How to find true love

I can’t recall how a friend first heard about the Canadian actress Lisa Ray now, but, following online lead after another, she discovered the 2008 movie I Can’t Think Straight. Then she urged me endlessly to watch it. I have to admit: What got me curious was the witty title. So watch it I did.

I Can’t Think Straight is the film adaptation of a romantic novel by writer and film director Shamim Sarif. I hadn’t heard of her or her work before, which is unfortunate because watching the film made me an instant fan. It also made me realize how much I’d been missing by not making the effort to watch films outside of the usual accessible Western fare.

I Can’t Think Straight tells the love story of two girls who find themselves falling in love with each other a little unexpectedly and, in doing so, having to face these feelings amidst societal acceptance and pressure from the family.

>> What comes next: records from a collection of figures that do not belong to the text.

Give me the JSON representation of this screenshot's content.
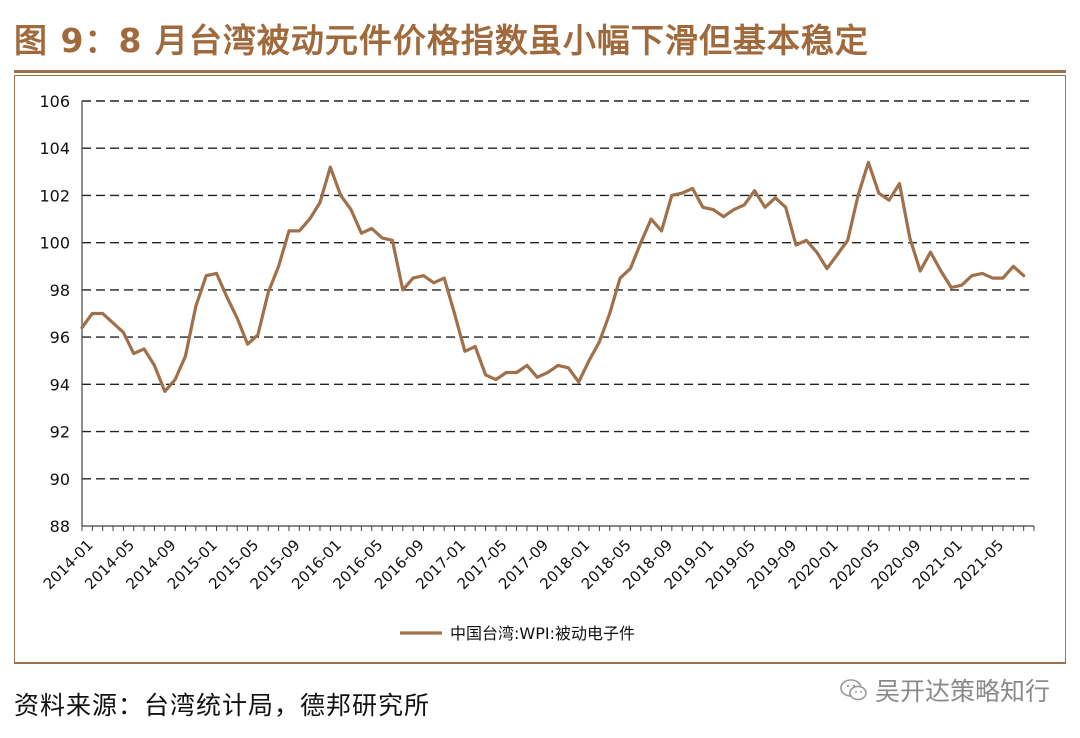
{
  "header": {
    "title": "图 9：8 月台湾被动元件价格指数虽小幅下滑但基本稳定"
  },
  "footer": {
    "source": "资料来源：台湾统计局，德邦研究所",
    "watermark": "吴开达策略知行",
    "watermark_icon": "wechat-icon"
  },
  "colors": {
    "line": "#a0704a",
    "accent": "#a06a3c",
    "rule": "#9b7150"
  },
  "chart_data": {
    "type": "line",
    "title": "",
    "xlabel": "",
    "ylabel": "",
    "ylim": [
      88,
      106
    ],
    "yticks": [
      88,
      90,
      92,
      94,
      96,
      98,
      100,
      102,
      104,
      106
    ],
    "grid": true,
    "legend": "bottom-center",
    "x_tick_labels": [
      "2014-01",
      "2014-05",
      "2014-09",
      "2015-01",
      "2015-05",
      "2015-09",
      "2016-01",
      "2016-05",
      "2016-09",
      "2017-01",
      "2017-05",
      "2017-09",
      "2018-01",
      "2018-05",
      "2018-09",
      "2019-01",
      "2019-05",
      "2019-09",
      "2020-01",
      "2020-05",
      "2020-09",
      "2021-01",
      "2021-05"
    ],
    "start": "2014-01",
    "series": [
      {
        "name": "中国台湾:WPI:被动电子件",
        "color": "#a0704a",
        "values": [
          96.4,
          97.0,
          97.0,
          96.6,
          96.2,
          95.3,
          95.5,
          94.8,
          93.7,
          94.2,
          95.2,
          97.3,
          98.6,
          98.7,
          97.7,
          96.8,
          95.7,
          96.1,
          97.9,
          99.0,
          100.5,
          100.5,
          101.0,
          101.7,
          103.2,
          102.0,
          101.4,
          100.4,
          100.6,
          100.2,
          100.1,
          98.0,
          98.5,
          98.6,
          98.3,
          98.5,
          97.0,
          95.4,
          95.6,
          94.4,
          94.2,
          94.5,
          94.5,
          94.8,
          94.3,
          94.5,
          94.8,
          94.7,
          94.1,
          95.0,
          95.8,
          97.0,
          98.5,
          98.9,
          100.0,
          101.0,
          100.5,
          102.0,
          102.1,
          102.3,
          101.5,
          101.4,
          101.1,
          101.4,
          101.6,
          102.2,
          101.5,
          101.9,
          101.5,
          99.9,
          100.1,
          99.6,
          98.9,
          99.5,
          100.1,
          102.0,
          103.4,
          102.1,
          101.8,
          102.5,
          100.2,
          98.8,
          99.6,
          98.8,
          98.1,
          98.2,
          98.6,
          98.7,
          98.5,
          98.5,
          99.0,
          98.6
        ]
      }
    ]
  }
}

Tala is a London-based Palestinian who’s in the thick of wedding preparations in Jordan. She is a Christian, albeit a non-conformist one, and her family is well-ensconsed in Middle Eastern high society.

Leyla is a young British-Indian Muslim who is dating Tala’s best friend Ali. She is working in a passionless job for her father’s insurance agency because that is what her parents want, but what Leyla really wants is to be a writer.

The two girls meet in London. They play tennis. Tala plays polo, while Leyla watches. They visit Oxford. Soon, they fall in love.

While Tala starts off as the spirited one — before they meet, Leyla hears of how Tala left the family business to strike it out on her own — it soon becomes clear that Leyla is the stronger of the two when it comes to embracing her sexuality.

When Tala breaks off the relationship and returns to Jordan to attend her wedding, Leyla thanks her for the gift and clarity — what better way to get clear about what one wants than to fall in love and lose it? — and takes her broken heart and moves on.

Leyla stops doubting herself and starts breaking free from her parents’ expectations: she moves out, becomes a writer, finds a girlfriend, gets an authentic life. Meanwhile, Tala’s realization is slow in coming, but it does come, and sweetly.

The movie’s official tagline is: “You can only find true love when you’re true to yourself.”

I Can’t Think Straight is a romantic comedy, but I found parts of it quite touching, especially scenes that reflect the universal truth that people just want to be authentic and be accepted. While the film is at first glance a lesbian love story — made even more so because the two girls have to come out to conservative families in conservative societies — it is still more a love story than it is a lesbian one.

When Leyla realizes who she is and what she wants, she tells Tala, “I want to be with someone who, ten years from now, still makes my heart jump when I hear her key in the door. And that someone is you.”

Love is love, and the joy finally finding it brings you is one and the same: a joy that only your heart would know.